Frustration is setting in. Coach Peter Laviolette shook up the Flyers' lines on Saturday again, moving Giroux away from Hartnell and Jaromir Jagr. That line has been successful for most of this season.
"I think everyone's frustrated," Hartnell said. "You can tell with [Giroux] that he wants to make something happen every time he's on the ice, and I think we all know that's basically impossible. Whether it's losing a puck battle at the wrong time, or whatever, it seems like it's almost contagious right now. Everybody's doing it.
"It's OK to be frustrated to a point, but we've got to get back our focus and get back to doing what we do well."
Giroux said the Flyers need to do a better job adjusting from their first-round battle against Pittsburgh, which is long over. In fact, Penguins star Sidney Crosby - with plenty of time on his hands now - was in Louisville on Saturday for the Kentucky Derby.
"We've got to find the same emotion that we had against Pittsburgh," Giroux said. "There were a lot of things going on in that series. It's not going to be as open as Pittsburgh. We need to understand that.

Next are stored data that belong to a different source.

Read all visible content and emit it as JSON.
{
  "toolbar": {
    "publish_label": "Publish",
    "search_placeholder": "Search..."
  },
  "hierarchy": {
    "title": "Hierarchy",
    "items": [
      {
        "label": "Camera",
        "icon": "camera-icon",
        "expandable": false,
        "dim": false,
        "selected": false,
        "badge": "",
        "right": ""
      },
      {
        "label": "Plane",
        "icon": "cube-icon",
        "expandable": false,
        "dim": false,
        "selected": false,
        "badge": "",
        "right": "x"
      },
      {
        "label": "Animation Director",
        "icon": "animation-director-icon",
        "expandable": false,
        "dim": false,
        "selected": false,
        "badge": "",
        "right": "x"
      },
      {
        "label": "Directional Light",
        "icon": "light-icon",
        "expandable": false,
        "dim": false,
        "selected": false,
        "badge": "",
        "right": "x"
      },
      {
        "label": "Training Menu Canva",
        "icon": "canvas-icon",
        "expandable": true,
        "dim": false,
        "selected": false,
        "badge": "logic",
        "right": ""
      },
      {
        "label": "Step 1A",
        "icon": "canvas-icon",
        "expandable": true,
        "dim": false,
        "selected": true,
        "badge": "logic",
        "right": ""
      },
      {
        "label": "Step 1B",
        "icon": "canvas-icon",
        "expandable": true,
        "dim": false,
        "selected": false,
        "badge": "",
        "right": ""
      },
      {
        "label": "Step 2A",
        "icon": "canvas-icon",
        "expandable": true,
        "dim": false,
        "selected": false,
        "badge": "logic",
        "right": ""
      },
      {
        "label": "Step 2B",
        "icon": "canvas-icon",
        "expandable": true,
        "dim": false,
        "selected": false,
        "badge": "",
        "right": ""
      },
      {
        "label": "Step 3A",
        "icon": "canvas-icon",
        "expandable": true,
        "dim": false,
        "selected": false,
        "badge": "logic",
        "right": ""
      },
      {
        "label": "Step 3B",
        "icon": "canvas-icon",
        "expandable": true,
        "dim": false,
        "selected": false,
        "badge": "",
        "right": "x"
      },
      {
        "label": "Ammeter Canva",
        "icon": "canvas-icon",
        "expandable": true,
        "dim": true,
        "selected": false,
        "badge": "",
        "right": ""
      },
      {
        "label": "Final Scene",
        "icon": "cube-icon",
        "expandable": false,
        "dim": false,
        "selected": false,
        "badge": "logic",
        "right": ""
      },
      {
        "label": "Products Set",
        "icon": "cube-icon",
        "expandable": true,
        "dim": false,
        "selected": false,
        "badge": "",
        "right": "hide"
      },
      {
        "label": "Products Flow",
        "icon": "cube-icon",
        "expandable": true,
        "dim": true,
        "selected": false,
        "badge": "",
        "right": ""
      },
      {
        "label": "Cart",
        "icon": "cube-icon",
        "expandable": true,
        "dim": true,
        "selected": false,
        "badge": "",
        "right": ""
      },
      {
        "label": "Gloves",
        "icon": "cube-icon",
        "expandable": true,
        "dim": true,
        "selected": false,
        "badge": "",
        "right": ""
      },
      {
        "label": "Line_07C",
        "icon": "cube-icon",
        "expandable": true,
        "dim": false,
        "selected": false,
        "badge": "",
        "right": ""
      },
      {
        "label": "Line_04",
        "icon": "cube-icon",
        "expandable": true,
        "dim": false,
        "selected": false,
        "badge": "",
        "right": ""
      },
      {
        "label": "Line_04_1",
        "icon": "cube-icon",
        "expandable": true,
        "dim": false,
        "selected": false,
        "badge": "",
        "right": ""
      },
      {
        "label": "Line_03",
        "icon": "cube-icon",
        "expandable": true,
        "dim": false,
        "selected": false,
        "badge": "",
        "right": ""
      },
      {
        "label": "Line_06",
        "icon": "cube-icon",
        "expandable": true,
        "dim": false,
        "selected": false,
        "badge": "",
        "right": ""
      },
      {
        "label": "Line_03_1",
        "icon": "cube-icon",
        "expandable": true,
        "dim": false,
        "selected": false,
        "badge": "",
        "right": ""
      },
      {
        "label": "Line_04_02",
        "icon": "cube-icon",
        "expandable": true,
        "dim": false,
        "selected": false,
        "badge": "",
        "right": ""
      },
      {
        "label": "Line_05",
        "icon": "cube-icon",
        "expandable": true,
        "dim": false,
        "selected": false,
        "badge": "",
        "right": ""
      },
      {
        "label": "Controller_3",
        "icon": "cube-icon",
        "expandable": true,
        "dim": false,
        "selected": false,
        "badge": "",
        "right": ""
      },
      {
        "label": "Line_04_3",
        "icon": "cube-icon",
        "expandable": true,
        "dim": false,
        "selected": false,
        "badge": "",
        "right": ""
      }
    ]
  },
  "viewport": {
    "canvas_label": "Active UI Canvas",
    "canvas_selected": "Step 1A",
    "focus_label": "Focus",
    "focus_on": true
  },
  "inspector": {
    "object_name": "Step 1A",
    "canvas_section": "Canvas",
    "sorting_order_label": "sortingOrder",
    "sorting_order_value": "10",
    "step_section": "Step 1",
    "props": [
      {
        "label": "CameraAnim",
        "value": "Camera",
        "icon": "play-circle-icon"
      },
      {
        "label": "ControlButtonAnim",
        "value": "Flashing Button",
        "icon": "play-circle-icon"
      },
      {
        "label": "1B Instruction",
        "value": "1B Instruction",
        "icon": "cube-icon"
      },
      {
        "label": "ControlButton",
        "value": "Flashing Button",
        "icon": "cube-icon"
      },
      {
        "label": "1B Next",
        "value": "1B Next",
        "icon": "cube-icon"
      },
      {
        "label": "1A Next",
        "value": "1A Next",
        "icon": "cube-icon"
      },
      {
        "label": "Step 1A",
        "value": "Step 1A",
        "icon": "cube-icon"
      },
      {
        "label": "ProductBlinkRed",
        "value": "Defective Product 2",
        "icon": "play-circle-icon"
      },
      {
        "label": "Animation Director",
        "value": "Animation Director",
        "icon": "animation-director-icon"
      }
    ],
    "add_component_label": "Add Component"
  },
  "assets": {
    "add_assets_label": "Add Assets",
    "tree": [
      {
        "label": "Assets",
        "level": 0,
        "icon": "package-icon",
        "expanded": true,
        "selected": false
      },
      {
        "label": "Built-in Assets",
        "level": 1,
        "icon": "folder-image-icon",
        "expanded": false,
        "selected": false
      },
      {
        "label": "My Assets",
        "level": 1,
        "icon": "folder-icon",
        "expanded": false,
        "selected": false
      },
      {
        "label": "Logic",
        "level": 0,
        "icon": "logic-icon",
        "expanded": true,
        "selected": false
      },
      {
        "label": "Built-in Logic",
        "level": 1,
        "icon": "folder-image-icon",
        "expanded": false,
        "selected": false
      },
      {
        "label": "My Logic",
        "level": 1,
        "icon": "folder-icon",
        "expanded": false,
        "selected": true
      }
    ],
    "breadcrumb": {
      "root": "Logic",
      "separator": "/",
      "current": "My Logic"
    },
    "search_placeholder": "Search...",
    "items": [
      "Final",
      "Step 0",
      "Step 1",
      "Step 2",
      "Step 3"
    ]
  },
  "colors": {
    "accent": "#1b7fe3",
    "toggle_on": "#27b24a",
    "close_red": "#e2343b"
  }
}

"If we have to win 1-0, good enough."
In Game 4, the Flyers face the possibility of leaving New Jersey with a chance to be eliminated on Tuesday night in Philadelphia. The Flyers have won only one series in franchise history (1 for 14) when trailing three games to one in a series.
"There's going to be ups and downs," Matt Carle said. "It's not the first time we've been down [this season]. We're only down 2-1. There's a little added pressure in this game. We're trying to approach it as a must-win. We just need to find a way to win one game."
The best chance to win one game is on Giroux's back. He has enjoyed the pressure before, asking for the first shift - and almost magically scoring a goal - with a chance to close out the Penguins in Game 6.
And the Flyers, if anyone, know how crippling it can be to watch an opponent's stars go radio silent in a series.
Giroux, meanwhile, seems unflappable. On Sunday night, it will be business as usual. It's probably not coincidental that the Flyers have not lost three straight games at any point this season and Giroux has never gone more than three consecutive games without points.
"Since the start of the year, I don't think we've ever been the type of team that quits," Giroux said. "We're excited to come back again. I've just got to be patient and wait for my chances."